We can calculate the second and third order tensors at the origin as follows: $\newcommand\R{\mathbb{R}}$
Consider a function $f: O \rightarrow \R$, where $O\subset \R^{d-1}$ is open. Assume $$f(0) = \partial_1f(0) = \dots = \partial_{d-1}f(0) = 0.$$ Let $\phi: O \rightarrow \R^d$ be the graph map $$ \phi(x^1, \dots, x^{d-1}) = (x^1, \dots, x^{d-1},f(x^1, \dots, x^{d-1})). $$ Let $\nu: O \rightarrow S^{d-1} \subset \R^d$ be the Gauss map composed with $\phi$. Observe that for $k \ge 2$, the $k$-order tensor $A$ at $0$ is given by $$ A_{i_1\dots i_k}(0) = \nu(0)\cdot \partial^k_{i_1\cdots i_k}\phi(0). $$ On the other hand, if $k=2$, \begin{align*} \nu\cdot\partial^2_{ij}\phi &= \partial_j(\nu\cdot\partial_i\phi) - \partial_j\nu\cdot\partial_i\phi\\ &= -\partial_i\phi\cdot S(\partial_j\phi)\\ &= -K_{ij}, \end{align*} where $S$ is the shape operator and $K$ is the second fundamental form.
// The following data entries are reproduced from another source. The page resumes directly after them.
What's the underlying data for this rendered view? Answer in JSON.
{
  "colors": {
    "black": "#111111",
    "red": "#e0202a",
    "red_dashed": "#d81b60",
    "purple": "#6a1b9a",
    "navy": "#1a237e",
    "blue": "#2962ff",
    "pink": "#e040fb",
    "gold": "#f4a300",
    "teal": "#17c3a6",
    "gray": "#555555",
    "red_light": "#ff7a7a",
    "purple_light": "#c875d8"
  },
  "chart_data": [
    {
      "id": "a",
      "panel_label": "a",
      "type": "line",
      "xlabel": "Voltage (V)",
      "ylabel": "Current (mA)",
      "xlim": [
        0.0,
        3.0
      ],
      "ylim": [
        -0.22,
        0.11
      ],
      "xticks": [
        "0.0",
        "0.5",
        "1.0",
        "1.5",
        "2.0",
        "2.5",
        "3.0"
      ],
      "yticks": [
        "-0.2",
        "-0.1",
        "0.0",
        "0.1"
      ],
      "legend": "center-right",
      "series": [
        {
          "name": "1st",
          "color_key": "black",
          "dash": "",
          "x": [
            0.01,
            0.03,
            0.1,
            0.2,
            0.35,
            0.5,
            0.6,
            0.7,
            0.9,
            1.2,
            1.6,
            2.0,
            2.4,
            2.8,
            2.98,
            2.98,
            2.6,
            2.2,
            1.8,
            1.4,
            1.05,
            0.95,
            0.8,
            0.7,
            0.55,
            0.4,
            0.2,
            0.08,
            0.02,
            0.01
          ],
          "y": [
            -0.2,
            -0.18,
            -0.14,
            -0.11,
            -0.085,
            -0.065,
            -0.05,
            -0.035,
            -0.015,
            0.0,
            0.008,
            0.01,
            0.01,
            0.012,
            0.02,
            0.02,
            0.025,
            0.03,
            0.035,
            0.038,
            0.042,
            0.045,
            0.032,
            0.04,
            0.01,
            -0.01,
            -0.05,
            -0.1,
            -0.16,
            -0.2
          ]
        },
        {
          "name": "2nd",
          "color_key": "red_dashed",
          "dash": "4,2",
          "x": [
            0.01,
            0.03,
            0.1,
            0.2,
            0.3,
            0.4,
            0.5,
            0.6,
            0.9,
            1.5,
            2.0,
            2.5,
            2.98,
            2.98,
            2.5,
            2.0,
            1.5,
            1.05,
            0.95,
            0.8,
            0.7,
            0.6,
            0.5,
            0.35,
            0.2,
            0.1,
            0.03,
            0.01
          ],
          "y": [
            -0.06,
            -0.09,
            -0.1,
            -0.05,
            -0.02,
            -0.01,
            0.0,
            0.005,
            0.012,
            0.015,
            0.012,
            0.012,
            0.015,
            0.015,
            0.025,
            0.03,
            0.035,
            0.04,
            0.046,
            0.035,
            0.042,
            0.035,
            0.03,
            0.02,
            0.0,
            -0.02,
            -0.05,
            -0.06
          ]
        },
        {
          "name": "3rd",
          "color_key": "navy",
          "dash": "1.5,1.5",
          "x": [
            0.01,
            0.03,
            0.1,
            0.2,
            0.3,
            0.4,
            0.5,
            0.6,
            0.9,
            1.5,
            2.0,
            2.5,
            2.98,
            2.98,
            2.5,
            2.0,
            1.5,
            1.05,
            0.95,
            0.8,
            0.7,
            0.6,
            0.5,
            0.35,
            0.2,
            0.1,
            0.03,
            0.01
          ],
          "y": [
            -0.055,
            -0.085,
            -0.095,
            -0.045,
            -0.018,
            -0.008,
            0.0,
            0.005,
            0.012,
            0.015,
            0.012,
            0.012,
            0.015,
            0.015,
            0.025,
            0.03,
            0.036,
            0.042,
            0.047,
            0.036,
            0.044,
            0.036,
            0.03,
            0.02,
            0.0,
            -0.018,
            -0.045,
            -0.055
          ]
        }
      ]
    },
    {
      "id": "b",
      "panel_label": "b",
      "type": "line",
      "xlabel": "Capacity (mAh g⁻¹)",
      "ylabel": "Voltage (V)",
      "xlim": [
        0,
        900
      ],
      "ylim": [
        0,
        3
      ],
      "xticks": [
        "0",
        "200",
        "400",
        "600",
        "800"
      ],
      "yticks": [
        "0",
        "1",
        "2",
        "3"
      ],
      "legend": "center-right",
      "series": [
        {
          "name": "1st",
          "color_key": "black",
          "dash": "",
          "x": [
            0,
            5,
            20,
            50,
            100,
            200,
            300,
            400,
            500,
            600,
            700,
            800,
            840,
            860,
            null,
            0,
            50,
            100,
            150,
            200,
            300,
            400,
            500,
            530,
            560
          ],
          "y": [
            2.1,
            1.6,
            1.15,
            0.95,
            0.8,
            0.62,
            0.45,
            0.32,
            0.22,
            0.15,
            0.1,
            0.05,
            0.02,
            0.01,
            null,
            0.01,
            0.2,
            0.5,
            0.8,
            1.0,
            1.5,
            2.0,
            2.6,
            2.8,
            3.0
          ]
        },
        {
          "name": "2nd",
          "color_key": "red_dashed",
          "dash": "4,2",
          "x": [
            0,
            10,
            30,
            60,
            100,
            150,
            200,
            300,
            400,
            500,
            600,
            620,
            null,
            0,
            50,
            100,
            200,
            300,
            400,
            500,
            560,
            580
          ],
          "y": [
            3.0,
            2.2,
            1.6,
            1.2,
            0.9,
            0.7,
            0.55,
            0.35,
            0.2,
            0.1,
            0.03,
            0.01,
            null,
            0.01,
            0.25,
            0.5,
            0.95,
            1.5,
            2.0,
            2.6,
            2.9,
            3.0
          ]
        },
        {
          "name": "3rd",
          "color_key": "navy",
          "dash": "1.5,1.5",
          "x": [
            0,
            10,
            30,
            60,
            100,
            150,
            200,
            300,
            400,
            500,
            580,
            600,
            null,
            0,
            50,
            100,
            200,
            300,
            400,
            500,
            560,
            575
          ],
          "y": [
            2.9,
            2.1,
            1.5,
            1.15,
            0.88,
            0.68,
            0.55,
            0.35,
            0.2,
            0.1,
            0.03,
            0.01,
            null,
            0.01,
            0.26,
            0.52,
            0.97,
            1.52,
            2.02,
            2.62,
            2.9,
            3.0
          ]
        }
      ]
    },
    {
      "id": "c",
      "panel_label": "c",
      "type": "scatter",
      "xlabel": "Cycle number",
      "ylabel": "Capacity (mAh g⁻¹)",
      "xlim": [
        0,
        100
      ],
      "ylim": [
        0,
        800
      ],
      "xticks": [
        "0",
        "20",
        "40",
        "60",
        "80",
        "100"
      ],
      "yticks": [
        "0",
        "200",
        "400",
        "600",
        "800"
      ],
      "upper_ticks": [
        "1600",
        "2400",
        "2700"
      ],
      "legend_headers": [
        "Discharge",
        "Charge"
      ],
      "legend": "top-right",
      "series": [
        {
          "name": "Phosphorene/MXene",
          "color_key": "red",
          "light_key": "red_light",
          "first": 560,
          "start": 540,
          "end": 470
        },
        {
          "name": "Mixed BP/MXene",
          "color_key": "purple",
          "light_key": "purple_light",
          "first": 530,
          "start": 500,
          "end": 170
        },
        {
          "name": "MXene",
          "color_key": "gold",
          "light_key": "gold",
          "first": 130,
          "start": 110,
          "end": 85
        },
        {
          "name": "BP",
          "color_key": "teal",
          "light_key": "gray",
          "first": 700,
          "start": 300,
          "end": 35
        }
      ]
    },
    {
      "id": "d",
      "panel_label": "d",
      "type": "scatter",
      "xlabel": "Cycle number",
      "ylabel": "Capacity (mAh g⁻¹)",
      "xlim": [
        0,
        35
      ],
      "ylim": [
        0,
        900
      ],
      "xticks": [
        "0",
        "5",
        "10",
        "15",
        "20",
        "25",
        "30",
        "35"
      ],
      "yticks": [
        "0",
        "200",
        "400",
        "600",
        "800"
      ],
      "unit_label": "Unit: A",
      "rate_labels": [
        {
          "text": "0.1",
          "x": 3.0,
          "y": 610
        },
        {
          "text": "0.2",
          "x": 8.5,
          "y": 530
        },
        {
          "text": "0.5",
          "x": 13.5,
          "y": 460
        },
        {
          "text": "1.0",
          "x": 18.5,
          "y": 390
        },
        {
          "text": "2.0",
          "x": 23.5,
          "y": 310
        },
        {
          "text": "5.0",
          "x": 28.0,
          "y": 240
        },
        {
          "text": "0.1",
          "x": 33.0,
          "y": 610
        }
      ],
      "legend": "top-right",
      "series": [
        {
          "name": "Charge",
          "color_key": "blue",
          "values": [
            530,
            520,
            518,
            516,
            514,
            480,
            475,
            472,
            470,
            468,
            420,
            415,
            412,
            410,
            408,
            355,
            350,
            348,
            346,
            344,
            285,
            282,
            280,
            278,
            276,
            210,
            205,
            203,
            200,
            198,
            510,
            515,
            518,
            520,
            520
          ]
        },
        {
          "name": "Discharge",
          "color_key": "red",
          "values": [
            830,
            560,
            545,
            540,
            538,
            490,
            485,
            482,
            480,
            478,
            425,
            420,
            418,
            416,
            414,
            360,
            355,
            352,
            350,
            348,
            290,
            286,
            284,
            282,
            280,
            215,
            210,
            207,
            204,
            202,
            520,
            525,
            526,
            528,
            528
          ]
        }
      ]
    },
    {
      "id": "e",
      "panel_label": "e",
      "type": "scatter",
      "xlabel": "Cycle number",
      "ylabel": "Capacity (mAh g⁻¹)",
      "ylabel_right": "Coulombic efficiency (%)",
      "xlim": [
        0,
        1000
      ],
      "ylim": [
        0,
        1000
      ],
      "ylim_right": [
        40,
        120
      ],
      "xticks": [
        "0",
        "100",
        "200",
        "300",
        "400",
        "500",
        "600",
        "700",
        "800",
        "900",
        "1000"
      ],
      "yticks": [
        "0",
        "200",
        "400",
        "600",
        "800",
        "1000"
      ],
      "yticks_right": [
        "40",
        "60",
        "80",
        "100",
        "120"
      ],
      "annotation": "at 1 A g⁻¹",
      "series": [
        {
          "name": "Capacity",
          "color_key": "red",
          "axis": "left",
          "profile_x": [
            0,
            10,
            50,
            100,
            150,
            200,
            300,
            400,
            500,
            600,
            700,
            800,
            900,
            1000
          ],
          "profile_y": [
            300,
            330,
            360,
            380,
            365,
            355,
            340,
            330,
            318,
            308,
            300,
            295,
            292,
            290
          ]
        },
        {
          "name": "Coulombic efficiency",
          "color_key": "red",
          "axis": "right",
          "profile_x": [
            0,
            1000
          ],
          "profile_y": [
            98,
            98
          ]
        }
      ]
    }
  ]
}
Evaluating this at $0$, we get $A_{ij} = -K_{ij}$.
Next, \begin{align*} \nu\cdot\partial^3_{ijk}\phi &= \partial_k(\nu\cdot\partial^2_{ij}\phi) - \partial_k\nu\cdot\partial^2_{ij}\phi\\ &= -\partial_kK_{ij} - S(\partial_k\phi)\cdot\partial^2_{ij}\phi. \end{align*} Evaluating this at $0$, \begin{align*} A_{ijk} &= \nu\cdot\partial^3_{ijk}\phi\\ &= -\partial_kK_{ij}\\ &= -\nabla_kK_{ij}. \end{align*} Observe that a consequence of this is the Codazzi-Mainardi equations.
I do not know what happens for $k=4$.